Her feet are two leaden weights, her pockets full of stones. She kicks her feet but can't feel anything below her. She can hear Tomas's skates cutting and scraping along the ice above. And then she hears her own voice—not a garbled scream but someone moaning in her sleep from a dark room at the bottom of the river. The sound terrifies her. She sees her own panic rise in the stream of bubbles and understands that everything she wants is up above, through that jagged rent in the ice. The glimmering night has been wrenched cruelly from her grasp. It seems so impossibly far away. Her vision blurs; a dead tree limb looms through the murk. She coughs and feels the river burning inside her chest. Then everything slows. She can see elegant spirals of current passing above her, bearing fish and flotsam downriver. She can see stars embedded in the ice, a second muted sky with its own constellations. Tomas is there, lowering a long tree branch into the water, plunging his face into the icy water, his voice vibrating as he moves between realms.

*   *   *

The widow—Mrs. Edith Zeller—runs the bed-and-breakfast without any flair for hospitality. Wealthy Germans and Amsterdammers show up, materialize out of her guest register, and she sets them loose on her overdecorated, cold rooms. If the plumbing goes south in the winter, or there's a dip in reservations, she sells off a painting or an antique desk. It's been that way for years. Antiquity pays for maintenance; tourists pay for the utilities and the petrol in her car. A cash-poor widow sitting on millions in accumulated wealth. Ellie sees all this in the way she signs them in, sees it on the wallpaper blanched with the ghosts of sold-off paintings, in her instructions and laminated signs for brief showers and turning off the water while brushing teeth. The widow somehow carries the burden of inherited wealth. They are shown to their ground-floor rooms. Ellie's is narrow and a little threadbare, makes her think of convalescence and bedpans—a washbasin on the bureau, an embroidered hand towel, a view of the summer garden gone to seed.

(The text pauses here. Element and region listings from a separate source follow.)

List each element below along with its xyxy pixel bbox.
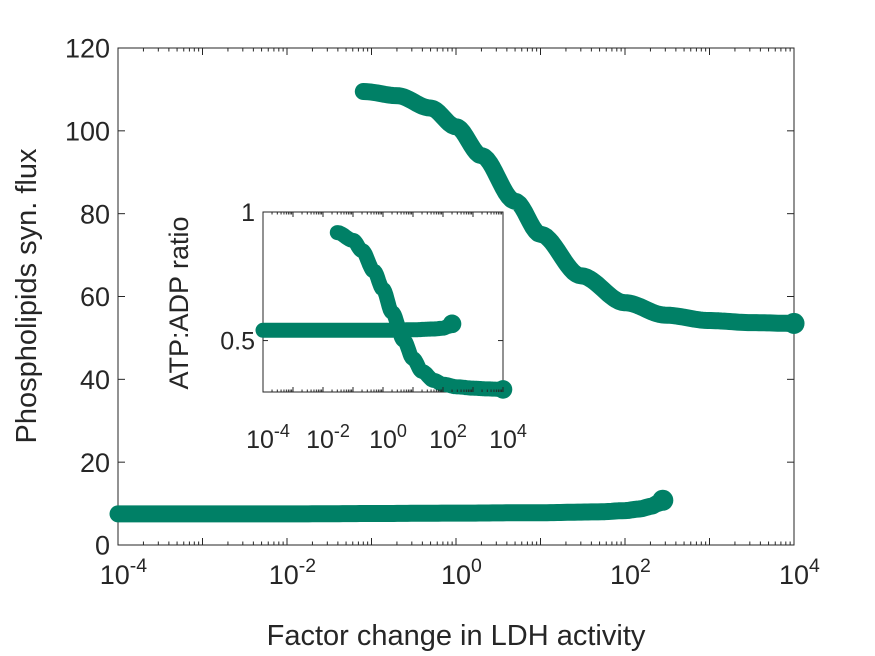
main-y-ticks: 0 20 40 60 80 100 120: [65, 34, 794, 561]
main-y-axis-label: Phospholipids syn. flux: [11, 148, 43, 443]
main-x-axis-label: Factor change in LDH activity: [267, 620, 646, 652]
main-x-tick-label: 104: [779, 555, 820, 590]
inset-series-2-line: [329, 225, 511, 397]
inset-y-ticks: 0.51: [220, 199, 503, 356]
main-x-tick-label: 102: [610, 555, 651, 590]
main-series-2-line: [354, 83, 803, 332]
main-y-tick-label: 100: [65, 117, 110, 147]
main-y-tick-label: 40: [80, 365, 110, 395]
inset-y-tick-label: 1: [241, 199, 255, 227]
main-x-tick-label: 100: [441, 555, 482, 590]
main-y-tick-label: 0: [95, 531, 110, 561]
main-y-tick-label: 60: [80, 282, 110, 312]
main-y-tick-label: 80: [80, 199, 110, 229]
main-series-2-end-marker: [783, 312, 805, 334]
main-x-tick-label: 10-2: [269, 555, 316, 590]
main-series-group: [109, 83, 805, 523]
inset-series-1-end-marker: [442, 314, 462, 334]
main-series-1-end-marker: [652, 489, 674, 511]
inset-y-axis-label: ATP:ADP ratio: [164, 216, 194, 389]
main-y-tick-label: 20: [80, 448, 110, 478]
main-x-tick-label: 10-4: [100, 555, 148, 590]
inset-series-1-line: [255, 316, 460, 338]
main-series-1-line: [109, 491, 672, 523]
main-y-tick-label: 120: [65, 34, 110, 64]
inset-y-tick-label: 0.5: [220, 328, 255, 356]
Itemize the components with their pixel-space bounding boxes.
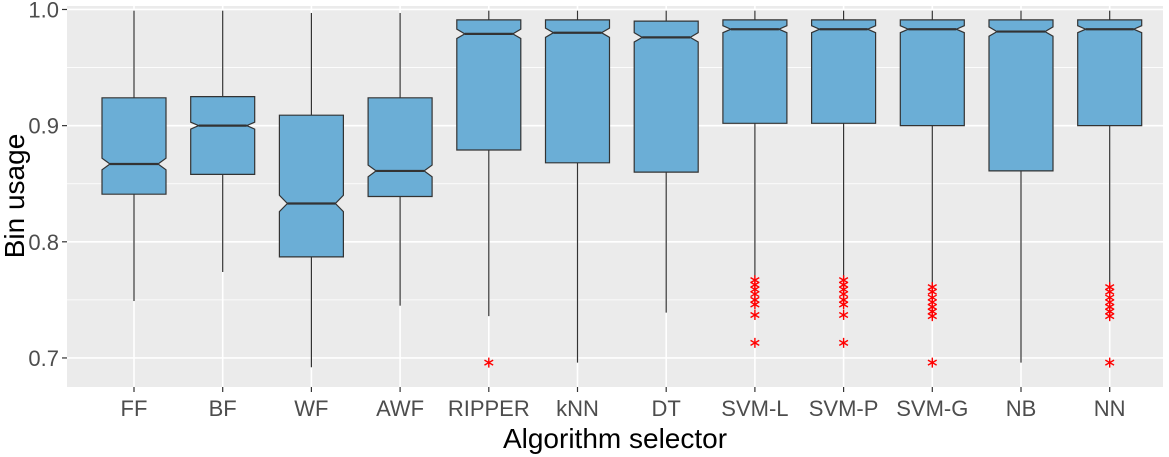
y-axis-title: Bin usage bbox=[0, 134, 30, 259]
box-SVM-L bbox=[722, 10, 788, 348]
box-body bbox=[722, 19, 788, 124]
y-tick-label: 1.0 bbox=[28, 0, 59, 22]
x-tick-label: SVM-G bbox=[896, 396, 968, 421]
box-RIPPER bbox=[456, 10, 522, 368]
box-body bbox=[810, 19, 877, 124]
x-axis: FF BF WF AWF RIPPER kNN DT SVM-L SVM-P SVM-G NB NN bbox=[121, 387, 1126, 421]
box-SVM-P bbox=[810, 10, 877, 348]
y-axis: 0.7 0.8 0.9 1.0 bbox=[28, 0, 67, 371]
box-body bbox=[1077, 19, 1143, 127]
x-tick-label: AWF bbox=[376, 396, 424, 421]
box-SVM-G bbox=[899, 10, 965, 368]
plot-panel bbox=[67, 6, 1163, 387]
y-tick-label: 0.9 bbox=[28, 114, 59, 139]
outlier-point bbox=[750, 299, 760, 310]
x-tick-label: NN bbox=[1094, 396, 1126, 421]
box-body bbox=[544, 19, 611, 164]
x-tick-label: NB bbox=[1006, 396, 1037, 421]
box-body bbox=[988, 19, 1054, 172]
box-NN bbox=[1077, 10, 1143, 368]
box-BF bbox=[190, 10, 256, 273]
box-AWF bbox=[367, 12, 433, 306]
x-axis-title: Algorithm selector bbox=[503, 423, 727, 454]
box-WF bbox=[278, 12, 344, 368]
box-body bbox=[278, 114, 344, 258]
box-body bbox=[633, 20, 699, 173]
box-body bbox=[367, 97, 433, 198]
x-tick-label: WF bbox=[294, 396, 328, 421]
box-kNN bbox=[544, 10, 611, 363]
box-DT bbox=[633, 10, 699, 313]
y-tick-label: 0.8 bbox=[28, 230, 59, 255]
boxes-layer bbox=[101, 10, 1143, 368]
x-tick-label: kNN bbox=[556, 396, 599, 421]
outlier-point bbox=[838, 299, 849, 310]
outlier-point bbox=[927, 311, 937, 322]
box-body bbox=[101, 97, 167, 195]
outlier-point bbox=[1105, 311, 1115, 322]
outlier-point bbox=[750, 309, 760, 320]
box-body bbox=[899, 19, 965, 127]
outlier-point bbox=[750, 337, 760, 348]
x-tick-label: SVM-L bbox=[721, 396, 788, 421]
x-tick-label: SVM-P bbox=[809, 396, 879, 421]
outlier-point bbox=[484, 357, 494, 368]
box-body bbox=[456, 19, 522, 151]
x-tick-label: FF bbox=[121, 396, 148, 421]
x-tick-label: DT bbox=[652, 396, 681, 421]
x-tick-label: BF bbox=[209, 396, 237, 421]
outlier-point bbox=[927, 357, 937, 368]
box-NB bbox=[988, 10, 1054, 363]
box-body bbox=[190, 95, 256, 175]
outlier-point bbox=[838, 337, 849, 348]
outlier-point bbox=[838, 309, 849, 320]
x-tick-label: RIPPER bbox=[448, 396, 530, 421]
y-tick-label: 0.7 bbox=[28, 346, 59, 371]
box-FF bbox=[101, 10, 167, 302]
outlier-point bbox=[1105, 357, 1115, 368]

At dinner they broach the subject of the funeral painting, gently interrogate the widow about how she came by it, how long it had been in her family, et cetera. Mrs. Zeller has warmed them up a stew of root vegetables and smoked sausage for dinner and Ellie wonders whether they'll be charged for these days-old leftovers. They eat in one of two disheveled kitchens, the dining room closed off to guests long ago. The widow recounts the stages of household decline as if they were acts of God—the plague of ruin and dustcovers when her father died, the eternal cold and damp of the upper rooms when she and her mother couldn't afford kerosene or firewood, the dwindling of the spirit as she lost her own husband and her children moved away. A banker in England; a concierge in Paris.

“Where did your picture collection come from?” Ellie asks.

“Some came from a distant uncle on my father's side and others were bought by my father himself. During the second war there was looting and German soldiers all around here. The old families tried to hoard their treasures with neighbors and in old barns, to keep their heirlooms hidden from view. A lot of the paintings disappeared.”